Le dossier des emplois fictifs porte sur la prise en charge des salaires de permanents du RPR par la Ville de Paris, dont Jacques Chirac était à l'époque maire, ou des entreprises de BTP. M. Chirac, alors président du RPR, a évoqué l'existence de "cas individuels développés au fil du temps" avant les lois encadrant le financement des partis politiques, a-t-on ajouté de même source.
"Je tiens à dire en premier lieu que je conteste le terme de système. Il fallait passer d'un régime d'usage à un régime légal", a déclaré l'ancien chef de l'Etat au juge d'instruction Alain Philibeaux, selon cette source. "Je peux dire par expérience et conviction qu'il n'y a pas eu de système organisé."
Les emplois fictifs, "c'est une catégorie définie à posteriori. Mais dans la réalité des choses, cela ne se passait pas comme ça. Il s'agit d'une série de cas individuels développés au fil du temps", a encore ajouté M. Chirac, selon la même source.
Jacques Chirac a été entendu pendant quatre heures et demie jeudi par le juge Alain Philibeaux en présence de son avocat, Me Jean Veil.

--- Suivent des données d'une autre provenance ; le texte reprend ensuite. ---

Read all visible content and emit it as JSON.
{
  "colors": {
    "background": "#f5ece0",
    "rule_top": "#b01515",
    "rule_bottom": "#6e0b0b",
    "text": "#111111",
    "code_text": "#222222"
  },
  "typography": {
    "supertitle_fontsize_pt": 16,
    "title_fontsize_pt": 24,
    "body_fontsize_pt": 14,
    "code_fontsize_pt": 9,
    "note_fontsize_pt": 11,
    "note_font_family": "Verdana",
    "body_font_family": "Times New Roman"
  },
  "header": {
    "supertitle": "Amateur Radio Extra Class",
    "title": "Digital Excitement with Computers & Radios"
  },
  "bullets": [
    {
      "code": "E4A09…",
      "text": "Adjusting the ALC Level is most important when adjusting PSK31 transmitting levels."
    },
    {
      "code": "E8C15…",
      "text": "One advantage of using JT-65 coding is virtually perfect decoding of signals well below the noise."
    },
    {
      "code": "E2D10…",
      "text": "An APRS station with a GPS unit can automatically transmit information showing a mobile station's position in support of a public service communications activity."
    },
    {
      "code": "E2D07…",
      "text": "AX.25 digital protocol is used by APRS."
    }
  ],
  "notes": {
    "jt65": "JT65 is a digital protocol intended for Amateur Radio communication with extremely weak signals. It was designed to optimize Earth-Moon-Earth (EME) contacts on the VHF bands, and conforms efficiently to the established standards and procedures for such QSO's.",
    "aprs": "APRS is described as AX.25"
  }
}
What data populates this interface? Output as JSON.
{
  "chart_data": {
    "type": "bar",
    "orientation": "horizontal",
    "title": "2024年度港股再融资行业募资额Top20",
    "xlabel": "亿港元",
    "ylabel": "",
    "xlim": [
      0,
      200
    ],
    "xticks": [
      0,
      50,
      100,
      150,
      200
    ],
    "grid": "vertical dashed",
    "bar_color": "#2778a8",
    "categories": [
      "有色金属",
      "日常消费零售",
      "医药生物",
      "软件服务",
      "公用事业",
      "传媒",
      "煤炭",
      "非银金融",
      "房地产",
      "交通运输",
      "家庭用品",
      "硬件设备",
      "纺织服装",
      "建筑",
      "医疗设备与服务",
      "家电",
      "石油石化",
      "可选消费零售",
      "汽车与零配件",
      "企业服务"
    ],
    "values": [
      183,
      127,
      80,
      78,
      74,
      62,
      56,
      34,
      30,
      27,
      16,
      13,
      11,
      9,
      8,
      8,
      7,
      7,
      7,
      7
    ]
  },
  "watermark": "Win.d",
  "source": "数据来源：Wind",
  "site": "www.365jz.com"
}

Dans ce dossier, la justice possède une note signée de sa main en 1993 dans laquelle, alors maire de Paris, il demande la promotion d'une employée de la Ville de Paris pour la qualité de son travail auprès de Jean-Claude Patsy, en charge des questions agricoles au sein du RPR, dont il est le président. Cette note suggérerait qu'il n'ignorait pas le système qui était de fait un mode de financement du parti.